On Tue, Jul 6, 2021 at 4:23 PM Jason Gunthorpe <jgg at ziepe.ca> wrote:
>
> On Tue, Jul 06, 2021 at 12:36:51PM +0200, Daniel Vetter wrote:
>
> > If that means AI companies don't want to open our their hw specs
> > enough to allow that, so be it - all you get in that case is
> > offloading the kernel side  of the stack for convenience, with zero
> > long term prospects to ever make this into a cross vendor subsystem
> > stack that does something useful.
>
> I don't think this is true at all - nouveau is probably the best
> example.
>
> nouveau reverse engineered a userspace stack for one of these devices.
>
> How much further ahead would they have been by now if they had a
> vendor supported, fully featured, open kernel driver to build the
> userspace upon?

There is actually tons of example here, most of the arm socs have
fully open kernel drivers, supported by the vendor (out of tree).

The hard part is the userspace driver and all the things you're
submitting to it. We've had open kernel drivers for mail/qualcomm/...
years before any believable open implementation started existing.
Typing up the memory manager and hw submission queue handling is
comparitively trivial. Generally the kernel driver is also done last,
you bring up the userspace first, often by just directly programming
the hw from userspace. Kernel driver only gets in the way with this
stuff (nouveau is entirely developed as a userspace driver, as the
most extreme example).

This is a bit different for the display side, but nowadays those
drivers are fully in-kernel so they're all open. Well except the
nvidia one, and I've not heard of nvidia working on even an
out-of-tree open display driver, so that won't help the in-tree effort
at all.

Where it would have helped is if this open driver would come with
redistributable firmware, because that is right now the thing making
nouveau reverse-engineering painful enough to be non-feasible. Well
not the reverse-engineering, but the "shipping the result as a working
driver stack".

I don't think the facts on the ground support your claim here, aside
from the practical problem that nvidia is unwilling to even create an
open driver to begin with. So there isn't anything to merge.

> > open up your hw enough for that, I really don't see the point in
> > merging such a driver, it'll be an unmaintainable stack by anyone else
> > who's not having access to those NDA covered specs and patents and
> > everything.
>
> My perspective from RDMA is that the drivers are black boxes. I can
> hack around the interface layers but there is a lot of wild stuff in
> there that can't be understood without access to the HW documentation.

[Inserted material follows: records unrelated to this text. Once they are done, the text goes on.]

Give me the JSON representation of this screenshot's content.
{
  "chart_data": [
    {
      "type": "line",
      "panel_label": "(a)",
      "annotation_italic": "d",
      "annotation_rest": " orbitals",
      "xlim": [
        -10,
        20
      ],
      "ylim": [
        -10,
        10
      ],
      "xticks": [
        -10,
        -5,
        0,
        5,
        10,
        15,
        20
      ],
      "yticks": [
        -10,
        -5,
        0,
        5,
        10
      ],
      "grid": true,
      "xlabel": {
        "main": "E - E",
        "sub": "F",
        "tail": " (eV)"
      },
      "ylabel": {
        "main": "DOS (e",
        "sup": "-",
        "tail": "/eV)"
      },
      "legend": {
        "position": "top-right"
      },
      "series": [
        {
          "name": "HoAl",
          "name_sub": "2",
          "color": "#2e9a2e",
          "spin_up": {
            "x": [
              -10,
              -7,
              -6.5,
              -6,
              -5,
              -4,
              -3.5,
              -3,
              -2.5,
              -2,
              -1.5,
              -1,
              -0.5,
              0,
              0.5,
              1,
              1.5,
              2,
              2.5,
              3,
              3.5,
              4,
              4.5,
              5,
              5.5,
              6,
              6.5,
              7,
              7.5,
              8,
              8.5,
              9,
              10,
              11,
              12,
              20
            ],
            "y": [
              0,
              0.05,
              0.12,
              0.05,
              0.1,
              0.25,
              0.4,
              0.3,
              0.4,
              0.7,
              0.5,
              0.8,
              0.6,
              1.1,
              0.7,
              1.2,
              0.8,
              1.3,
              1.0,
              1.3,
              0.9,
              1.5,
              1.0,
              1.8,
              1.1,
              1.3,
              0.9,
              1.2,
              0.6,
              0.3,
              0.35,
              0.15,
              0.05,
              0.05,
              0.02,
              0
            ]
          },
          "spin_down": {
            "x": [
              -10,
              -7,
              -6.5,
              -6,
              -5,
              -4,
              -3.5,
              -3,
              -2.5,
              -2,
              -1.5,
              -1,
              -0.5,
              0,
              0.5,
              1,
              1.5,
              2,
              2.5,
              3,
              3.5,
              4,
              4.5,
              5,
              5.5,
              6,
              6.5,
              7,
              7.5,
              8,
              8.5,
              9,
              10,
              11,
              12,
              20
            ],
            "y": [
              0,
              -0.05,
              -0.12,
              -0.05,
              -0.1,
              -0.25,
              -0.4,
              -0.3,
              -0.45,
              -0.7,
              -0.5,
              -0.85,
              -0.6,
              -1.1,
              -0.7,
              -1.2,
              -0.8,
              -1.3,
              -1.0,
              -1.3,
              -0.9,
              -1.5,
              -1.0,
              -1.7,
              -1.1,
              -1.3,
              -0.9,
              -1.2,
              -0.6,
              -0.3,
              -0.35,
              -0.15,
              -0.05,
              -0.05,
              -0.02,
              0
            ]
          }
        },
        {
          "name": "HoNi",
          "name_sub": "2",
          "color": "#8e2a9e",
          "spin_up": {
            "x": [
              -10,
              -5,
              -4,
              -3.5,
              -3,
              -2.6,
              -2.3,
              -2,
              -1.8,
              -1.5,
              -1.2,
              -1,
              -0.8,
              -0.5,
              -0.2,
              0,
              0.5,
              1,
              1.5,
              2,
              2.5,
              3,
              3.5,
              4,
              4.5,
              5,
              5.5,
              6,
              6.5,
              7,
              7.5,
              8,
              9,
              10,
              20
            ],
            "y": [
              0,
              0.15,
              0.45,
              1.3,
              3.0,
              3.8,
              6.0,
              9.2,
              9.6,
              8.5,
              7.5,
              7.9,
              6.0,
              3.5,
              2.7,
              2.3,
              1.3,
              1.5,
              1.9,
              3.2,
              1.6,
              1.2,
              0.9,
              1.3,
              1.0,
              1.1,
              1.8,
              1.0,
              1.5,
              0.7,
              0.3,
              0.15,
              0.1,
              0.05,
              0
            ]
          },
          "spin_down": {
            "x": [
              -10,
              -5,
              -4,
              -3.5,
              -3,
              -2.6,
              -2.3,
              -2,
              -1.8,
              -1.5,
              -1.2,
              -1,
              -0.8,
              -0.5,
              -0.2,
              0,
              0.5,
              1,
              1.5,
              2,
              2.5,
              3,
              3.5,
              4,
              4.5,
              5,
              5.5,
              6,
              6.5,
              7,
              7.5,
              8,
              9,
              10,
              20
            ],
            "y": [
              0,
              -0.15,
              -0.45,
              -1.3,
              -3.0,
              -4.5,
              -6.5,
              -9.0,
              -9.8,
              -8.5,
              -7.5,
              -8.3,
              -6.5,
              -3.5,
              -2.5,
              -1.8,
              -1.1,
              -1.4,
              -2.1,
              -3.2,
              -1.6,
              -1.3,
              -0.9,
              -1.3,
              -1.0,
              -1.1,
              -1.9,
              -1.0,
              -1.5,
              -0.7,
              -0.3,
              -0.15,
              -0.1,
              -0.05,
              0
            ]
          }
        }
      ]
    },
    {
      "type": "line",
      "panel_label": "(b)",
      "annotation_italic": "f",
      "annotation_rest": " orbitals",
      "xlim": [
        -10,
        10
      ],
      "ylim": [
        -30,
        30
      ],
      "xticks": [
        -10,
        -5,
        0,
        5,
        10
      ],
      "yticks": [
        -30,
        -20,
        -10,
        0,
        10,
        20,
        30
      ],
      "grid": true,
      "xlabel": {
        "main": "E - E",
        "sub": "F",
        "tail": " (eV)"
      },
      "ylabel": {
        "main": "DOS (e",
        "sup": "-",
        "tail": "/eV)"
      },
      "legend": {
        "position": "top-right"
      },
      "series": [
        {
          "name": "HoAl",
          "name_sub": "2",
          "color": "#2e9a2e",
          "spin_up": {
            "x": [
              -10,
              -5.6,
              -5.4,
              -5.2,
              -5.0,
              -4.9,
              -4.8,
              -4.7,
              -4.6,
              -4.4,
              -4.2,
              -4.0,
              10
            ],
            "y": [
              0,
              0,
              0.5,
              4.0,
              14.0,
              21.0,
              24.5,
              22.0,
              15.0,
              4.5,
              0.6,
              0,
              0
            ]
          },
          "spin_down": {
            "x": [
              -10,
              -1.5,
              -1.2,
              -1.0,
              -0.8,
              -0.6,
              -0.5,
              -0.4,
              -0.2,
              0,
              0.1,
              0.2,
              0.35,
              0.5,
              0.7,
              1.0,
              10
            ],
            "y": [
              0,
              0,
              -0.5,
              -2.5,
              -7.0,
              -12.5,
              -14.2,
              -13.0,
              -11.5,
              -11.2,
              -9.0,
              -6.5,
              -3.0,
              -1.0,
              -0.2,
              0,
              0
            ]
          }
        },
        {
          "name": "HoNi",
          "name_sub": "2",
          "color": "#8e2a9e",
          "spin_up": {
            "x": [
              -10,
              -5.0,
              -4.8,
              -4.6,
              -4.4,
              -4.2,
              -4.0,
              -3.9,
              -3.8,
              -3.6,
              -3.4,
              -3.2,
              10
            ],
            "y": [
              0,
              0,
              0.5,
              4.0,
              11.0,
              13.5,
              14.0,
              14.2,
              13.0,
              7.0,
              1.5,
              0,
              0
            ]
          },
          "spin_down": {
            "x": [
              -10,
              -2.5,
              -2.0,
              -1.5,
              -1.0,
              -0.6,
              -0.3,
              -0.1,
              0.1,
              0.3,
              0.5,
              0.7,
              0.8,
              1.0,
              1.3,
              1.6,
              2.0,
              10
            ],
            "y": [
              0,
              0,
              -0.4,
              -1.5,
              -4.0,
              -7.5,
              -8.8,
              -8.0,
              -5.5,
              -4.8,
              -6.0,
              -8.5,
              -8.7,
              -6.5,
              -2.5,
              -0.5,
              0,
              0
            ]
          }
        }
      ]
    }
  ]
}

There's shipping gpu drivers with entirely reverse-engineered stacks.
And I don't mean "shipping in fedora" but "shipping in Chrome tablets
sold by OEM partners of Google". So it's very much possible, even if
the vendor is maximally stubborn about things.

> I think only HW that has open specs, like say NVMe, can really be
> properly community oriented. Otherwise we have to work in a community
> partnership with the vendor.

Well sure that's the ideal case, but most vendors in the accel space
arent interested actual partnership with the wider community. It's
"merge this kernel driver and have no further demands about anything
else". Well there are some who are on board, but it does take pretty
enormous amounts of coercion.
-Daniel
-- 
Daniel Vetter
Software Engineer, Intel Corporation
http://blog.ffwll.ch